Who is liable in case of "information mishaps" of medical diagnostic devices?

One of the drivers of digitalisation is the IT industry, which wants to place its technology in health insurance companies, billing centres, hospitals and doctors' surgeries. In addition to IT giants such as IBM and SAP, this also includes the pharmaceutical giant Roche. Its business model is based on linking drug products and its diagnostics. The Swiss pharmaceutical company sees itself as the "market leader" in personalised healthcare.

SAP is no less ambitious - as early as 2013, the group boasted at an in-house event in Lucerne that it could process "100,000,000 values" "in real time" - "per patient"! In 2015, the Walldorf-based company won the Red Dot Award for its software: "Doctors, researchers, and other medical staff can access all relevant clinical data of a patient in real time via one system," praised Christof von Kalle, spokesman for the board of directors of the National Center for Tumor Diseases (NCT) in Heidelberg.

Nevertheless, the downside of the digitisation of healthcare is not as bright as some campaigns would have us believe

access issue
The hospital in Thun is particularly far advanced in digitalisation: it is the only clinic in Switzerland to have climbed to level 6 of the Healthcare Information and Management Systems Society (HIMMS).

The seven-point scale measures how far digitalisation has progressed.

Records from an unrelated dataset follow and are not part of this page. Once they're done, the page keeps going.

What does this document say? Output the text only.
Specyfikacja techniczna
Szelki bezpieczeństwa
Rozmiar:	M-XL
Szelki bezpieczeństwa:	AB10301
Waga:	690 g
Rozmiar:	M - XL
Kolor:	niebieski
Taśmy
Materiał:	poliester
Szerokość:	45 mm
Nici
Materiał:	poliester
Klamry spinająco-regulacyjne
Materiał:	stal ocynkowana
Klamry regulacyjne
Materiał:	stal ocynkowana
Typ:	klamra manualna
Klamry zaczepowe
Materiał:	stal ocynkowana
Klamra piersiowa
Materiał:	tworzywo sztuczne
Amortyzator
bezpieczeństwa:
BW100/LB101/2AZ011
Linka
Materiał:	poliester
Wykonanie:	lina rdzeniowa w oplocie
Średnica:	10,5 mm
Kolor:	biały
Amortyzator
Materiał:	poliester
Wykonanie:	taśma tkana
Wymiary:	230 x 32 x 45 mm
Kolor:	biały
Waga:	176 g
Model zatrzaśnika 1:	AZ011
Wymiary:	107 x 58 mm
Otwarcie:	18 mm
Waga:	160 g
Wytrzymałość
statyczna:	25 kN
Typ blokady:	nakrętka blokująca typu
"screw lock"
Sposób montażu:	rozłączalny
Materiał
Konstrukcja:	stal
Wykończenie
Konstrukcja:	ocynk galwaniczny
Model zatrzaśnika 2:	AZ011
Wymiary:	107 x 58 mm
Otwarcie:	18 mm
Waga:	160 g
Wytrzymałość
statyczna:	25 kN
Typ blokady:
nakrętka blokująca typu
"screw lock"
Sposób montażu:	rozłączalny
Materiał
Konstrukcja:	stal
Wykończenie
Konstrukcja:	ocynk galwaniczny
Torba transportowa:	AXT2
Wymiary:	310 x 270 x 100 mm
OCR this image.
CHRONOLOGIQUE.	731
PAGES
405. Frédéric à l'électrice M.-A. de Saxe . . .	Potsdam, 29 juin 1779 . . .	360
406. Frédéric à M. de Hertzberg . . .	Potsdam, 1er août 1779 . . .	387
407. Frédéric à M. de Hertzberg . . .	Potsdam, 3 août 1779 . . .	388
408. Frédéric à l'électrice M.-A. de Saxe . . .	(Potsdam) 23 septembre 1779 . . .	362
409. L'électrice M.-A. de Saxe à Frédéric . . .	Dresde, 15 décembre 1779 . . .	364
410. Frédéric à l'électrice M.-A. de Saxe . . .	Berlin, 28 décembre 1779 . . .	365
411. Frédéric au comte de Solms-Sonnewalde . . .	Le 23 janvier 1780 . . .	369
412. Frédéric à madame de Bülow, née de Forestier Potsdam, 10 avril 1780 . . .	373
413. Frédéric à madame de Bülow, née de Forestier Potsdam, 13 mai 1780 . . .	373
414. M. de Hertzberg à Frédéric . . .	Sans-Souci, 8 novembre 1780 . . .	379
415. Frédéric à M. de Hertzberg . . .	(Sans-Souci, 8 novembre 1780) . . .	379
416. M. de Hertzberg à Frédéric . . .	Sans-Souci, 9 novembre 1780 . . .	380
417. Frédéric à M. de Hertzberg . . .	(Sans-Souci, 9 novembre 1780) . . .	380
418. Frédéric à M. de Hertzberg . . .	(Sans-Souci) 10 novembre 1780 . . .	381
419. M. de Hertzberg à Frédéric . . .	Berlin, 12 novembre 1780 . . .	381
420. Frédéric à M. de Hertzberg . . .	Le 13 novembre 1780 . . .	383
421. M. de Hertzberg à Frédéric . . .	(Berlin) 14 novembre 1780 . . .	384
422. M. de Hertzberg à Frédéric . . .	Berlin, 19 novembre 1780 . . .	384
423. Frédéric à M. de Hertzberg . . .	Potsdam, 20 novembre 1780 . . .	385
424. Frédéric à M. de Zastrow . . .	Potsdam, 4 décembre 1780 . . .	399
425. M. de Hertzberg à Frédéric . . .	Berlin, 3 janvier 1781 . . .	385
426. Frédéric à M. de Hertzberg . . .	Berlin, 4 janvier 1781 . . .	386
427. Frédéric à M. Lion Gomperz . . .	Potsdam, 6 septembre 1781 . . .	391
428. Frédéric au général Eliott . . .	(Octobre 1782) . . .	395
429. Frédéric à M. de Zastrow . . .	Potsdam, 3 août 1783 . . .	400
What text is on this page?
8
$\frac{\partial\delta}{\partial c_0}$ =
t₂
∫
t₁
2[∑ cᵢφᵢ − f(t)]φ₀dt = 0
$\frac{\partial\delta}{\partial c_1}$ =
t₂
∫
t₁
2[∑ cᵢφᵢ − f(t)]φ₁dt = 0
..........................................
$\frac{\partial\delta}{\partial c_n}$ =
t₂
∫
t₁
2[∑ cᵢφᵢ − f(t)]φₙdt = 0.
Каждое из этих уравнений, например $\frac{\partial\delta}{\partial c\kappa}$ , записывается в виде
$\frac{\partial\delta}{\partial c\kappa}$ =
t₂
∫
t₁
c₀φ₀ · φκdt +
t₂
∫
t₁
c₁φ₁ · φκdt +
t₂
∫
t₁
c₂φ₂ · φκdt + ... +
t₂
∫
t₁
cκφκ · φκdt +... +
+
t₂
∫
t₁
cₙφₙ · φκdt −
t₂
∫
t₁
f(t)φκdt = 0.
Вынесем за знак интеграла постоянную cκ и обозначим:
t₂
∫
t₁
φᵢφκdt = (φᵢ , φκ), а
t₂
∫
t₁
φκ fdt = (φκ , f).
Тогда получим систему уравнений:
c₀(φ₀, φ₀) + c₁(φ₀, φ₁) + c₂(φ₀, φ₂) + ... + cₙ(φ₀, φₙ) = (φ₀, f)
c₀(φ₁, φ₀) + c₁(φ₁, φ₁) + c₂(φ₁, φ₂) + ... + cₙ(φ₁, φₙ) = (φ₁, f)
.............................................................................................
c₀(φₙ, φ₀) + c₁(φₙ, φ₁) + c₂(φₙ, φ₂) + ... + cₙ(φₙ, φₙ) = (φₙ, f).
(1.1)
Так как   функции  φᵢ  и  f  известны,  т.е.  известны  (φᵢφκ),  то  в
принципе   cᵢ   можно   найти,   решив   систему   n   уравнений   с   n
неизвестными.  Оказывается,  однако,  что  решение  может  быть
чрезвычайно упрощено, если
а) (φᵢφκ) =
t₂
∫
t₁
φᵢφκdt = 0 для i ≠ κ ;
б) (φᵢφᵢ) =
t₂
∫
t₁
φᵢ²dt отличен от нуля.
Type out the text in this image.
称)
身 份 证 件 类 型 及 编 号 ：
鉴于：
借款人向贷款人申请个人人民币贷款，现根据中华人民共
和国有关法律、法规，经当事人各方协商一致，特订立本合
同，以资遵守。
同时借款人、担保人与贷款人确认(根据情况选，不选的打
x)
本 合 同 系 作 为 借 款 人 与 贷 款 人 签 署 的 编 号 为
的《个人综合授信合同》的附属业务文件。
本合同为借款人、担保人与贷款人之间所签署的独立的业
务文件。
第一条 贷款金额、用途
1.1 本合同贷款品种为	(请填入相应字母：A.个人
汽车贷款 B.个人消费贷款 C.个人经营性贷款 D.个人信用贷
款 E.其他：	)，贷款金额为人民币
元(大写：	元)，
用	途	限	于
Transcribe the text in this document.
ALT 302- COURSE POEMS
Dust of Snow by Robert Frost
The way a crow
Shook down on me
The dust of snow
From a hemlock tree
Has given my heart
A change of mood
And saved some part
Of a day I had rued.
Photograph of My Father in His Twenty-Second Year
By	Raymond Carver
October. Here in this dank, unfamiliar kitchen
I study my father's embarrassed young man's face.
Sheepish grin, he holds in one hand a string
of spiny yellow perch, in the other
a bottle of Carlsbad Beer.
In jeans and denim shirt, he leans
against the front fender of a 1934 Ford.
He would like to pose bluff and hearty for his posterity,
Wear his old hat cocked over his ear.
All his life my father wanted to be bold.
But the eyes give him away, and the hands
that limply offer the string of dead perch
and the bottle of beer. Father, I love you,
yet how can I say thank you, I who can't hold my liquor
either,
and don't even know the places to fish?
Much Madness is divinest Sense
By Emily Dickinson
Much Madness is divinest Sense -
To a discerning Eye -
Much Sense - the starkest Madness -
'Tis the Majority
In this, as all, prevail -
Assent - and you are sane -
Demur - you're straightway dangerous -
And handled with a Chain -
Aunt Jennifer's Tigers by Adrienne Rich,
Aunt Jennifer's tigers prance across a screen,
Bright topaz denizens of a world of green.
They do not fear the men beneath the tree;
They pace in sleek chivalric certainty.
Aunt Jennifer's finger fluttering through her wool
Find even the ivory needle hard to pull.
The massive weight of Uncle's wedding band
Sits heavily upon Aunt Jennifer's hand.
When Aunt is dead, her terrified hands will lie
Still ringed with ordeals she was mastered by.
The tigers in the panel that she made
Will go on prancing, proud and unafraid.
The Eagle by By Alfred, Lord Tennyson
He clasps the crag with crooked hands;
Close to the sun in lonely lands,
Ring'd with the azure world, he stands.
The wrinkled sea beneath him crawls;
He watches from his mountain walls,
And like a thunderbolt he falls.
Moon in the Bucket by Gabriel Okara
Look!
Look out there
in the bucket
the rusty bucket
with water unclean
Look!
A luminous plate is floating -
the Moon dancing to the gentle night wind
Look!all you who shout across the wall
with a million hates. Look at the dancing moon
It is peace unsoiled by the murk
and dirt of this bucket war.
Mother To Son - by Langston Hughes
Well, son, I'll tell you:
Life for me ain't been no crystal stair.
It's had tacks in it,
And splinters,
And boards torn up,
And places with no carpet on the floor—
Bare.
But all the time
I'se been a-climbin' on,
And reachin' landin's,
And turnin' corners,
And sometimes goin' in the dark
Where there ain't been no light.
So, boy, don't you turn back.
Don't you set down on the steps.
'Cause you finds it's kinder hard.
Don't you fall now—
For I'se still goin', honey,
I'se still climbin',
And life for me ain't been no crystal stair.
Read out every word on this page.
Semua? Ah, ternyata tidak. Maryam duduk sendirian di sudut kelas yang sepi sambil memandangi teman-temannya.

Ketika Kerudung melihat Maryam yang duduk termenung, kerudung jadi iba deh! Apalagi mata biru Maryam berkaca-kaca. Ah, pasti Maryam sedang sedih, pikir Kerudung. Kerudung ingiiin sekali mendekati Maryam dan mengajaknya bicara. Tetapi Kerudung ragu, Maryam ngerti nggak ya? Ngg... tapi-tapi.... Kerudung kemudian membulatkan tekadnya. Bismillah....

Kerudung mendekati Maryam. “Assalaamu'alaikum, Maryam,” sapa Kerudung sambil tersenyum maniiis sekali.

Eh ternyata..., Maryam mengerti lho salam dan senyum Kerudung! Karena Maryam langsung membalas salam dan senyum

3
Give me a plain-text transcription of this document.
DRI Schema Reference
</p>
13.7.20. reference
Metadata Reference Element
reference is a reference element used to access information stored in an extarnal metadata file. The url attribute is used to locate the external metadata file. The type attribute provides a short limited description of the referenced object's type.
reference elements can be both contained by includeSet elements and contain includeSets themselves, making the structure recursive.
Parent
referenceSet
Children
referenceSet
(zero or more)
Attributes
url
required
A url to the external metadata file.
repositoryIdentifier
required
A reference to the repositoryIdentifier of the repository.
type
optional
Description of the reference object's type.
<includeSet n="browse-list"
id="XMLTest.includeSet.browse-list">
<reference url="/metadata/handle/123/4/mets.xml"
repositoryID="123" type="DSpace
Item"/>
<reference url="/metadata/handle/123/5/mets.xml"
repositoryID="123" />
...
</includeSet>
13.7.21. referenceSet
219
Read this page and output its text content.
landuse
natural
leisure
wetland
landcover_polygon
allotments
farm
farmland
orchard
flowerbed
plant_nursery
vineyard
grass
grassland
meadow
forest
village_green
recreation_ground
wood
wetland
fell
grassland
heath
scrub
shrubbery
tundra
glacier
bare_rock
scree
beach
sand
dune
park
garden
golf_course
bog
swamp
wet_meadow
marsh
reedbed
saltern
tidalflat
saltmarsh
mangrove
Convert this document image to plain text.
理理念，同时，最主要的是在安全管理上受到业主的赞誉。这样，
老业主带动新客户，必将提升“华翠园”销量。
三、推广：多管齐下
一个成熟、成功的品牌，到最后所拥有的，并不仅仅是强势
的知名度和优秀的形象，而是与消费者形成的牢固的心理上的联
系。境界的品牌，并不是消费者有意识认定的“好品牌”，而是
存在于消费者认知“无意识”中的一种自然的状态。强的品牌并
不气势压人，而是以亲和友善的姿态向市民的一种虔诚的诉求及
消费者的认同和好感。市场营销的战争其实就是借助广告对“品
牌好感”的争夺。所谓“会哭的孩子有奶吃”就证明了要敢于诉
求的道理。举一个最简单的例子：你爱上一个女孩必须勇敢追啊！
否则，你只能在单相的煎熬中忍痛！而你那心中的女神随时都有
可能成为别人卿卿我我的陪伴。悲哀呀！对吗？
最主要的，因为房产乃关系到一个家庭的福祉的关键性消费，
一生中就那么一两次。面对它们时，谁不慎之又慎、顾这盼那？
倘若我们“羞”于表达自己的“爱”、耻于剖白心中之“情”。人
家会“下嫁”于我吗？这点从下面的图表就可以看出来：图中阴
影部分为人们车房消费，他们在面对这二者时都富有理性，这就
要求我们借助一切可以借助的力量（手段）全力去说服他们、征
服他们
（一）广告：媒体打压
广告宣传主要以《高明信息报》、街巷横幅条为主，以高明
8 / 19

Bruno Guggisberg, CEO of Spital STS AG, emphasizes: "Hospital stays are getting shorter, and the importance of IT and digitalization will continue to increase." So far, so good - if only there wasn't the issue of data security:

"eHealth Suisse", the "Competence and Coordination Office of the Confederation and the Cantons", calls for "Identity and Access Management" and defines this as "managing the unique identification of persons and their assignment to electronic identities". "Unambiguous" means that for each access, it must be logged whether the administrative manager, the head physician or the nursing student has accessed. In addition, there is the European Union's General Data Protection Regulation (GDPR): according to the Federal Data Protection and Information Commissioner (FDPIC), it also applies to "companies based in Switzerland, insofar as they process this data for their offers of goods and services in the EU".

Reformulations
Martin Eckert, Legal Partner at the law firm MME Legal, Tax, Compliance believes in "extraterritorial effects" of the regulation and expects that therefore also Swiss service providers "may" fall under the regulation. This possibility is denied by the lawyer Christian Peter - but: The FDPIC Adrian Lobsiger expected the update of the Swiss Data Protection Act already for summer 2018.

According to Lobsiger, this will be based on Council of Europe Convention 108, just like the GDPR. However, experts warn that the importance of data security in federal medical practices is "underestimated" or - even worse! - is even "insufficient" in clinics.

If a medical practice falls victim to a data breach, for example due to the "unintentional" or "unauthorized" "disclosure" of personal data, the "responsible party" has 72 hours to report this to his supervisory authority. In addition, he must prepare documentation of "all facts relating to the personal data breach". Accordingly, this documentation must show whether, for example, an employee (unintentionally) misaddressed patient letters or (unlawfully) copied patient data in order to sell them to third parties "for thousands of dollars".

In order to reduce criminal risks, not only must access to the data be logged, but it must also be defined with which rights this access should be associated: The administrative employee needs the bank data, but hardly the diagnosis data. The doctor, in turn, does not need the bank data. The processing of the data must take place under the "supervision" of the respective data controller. The controller is the person who "determines the purposes and means of the processing of personal data".

A particularly important concept of the Regulation is "accountability": "The controller is responsible for and must be able to demonstrate compliance with paragraph 1 (in Article 5 of the Regulation, author's note)". In this paragraph 1, there are requirements on the "lawfulness" of the processing, the "purpose limitation" of the collected data, the "data minimisation", the "accuracy", the "storage limitation" and the "integrity and confidentiality".

Security gaps
As early as 2009, IBM's Zurich research lab, together with a hospital in Denmark, is said to have developed "innovative" software that can link electronic health data with a three-dimensional model of the human body. Last year, the group claimed to be using its AI system "Watson" "in more than 50 hospitals worldwide". While IBM has partnered with drugmaker Pfizer, Roche has allied with GNS Healthcare - a young AI company based in Cambridge in the US. However, IBM's Watson has already been accused of "unhealthy and incorrect" treatments, Roche had to officially recall a "diabetes management app" and the list of sometimes serious security vulnerabilities in SAP's Hana system is long1 . Currently, according to the EU's General Data Protection Regulation (GDPR), the controller or processor is exempted from liability "if he proves that he is not responsible in any respect for the event giving rise to the damage" (Art. 82 GDPR - Liability and right to compensation; paragraph 2).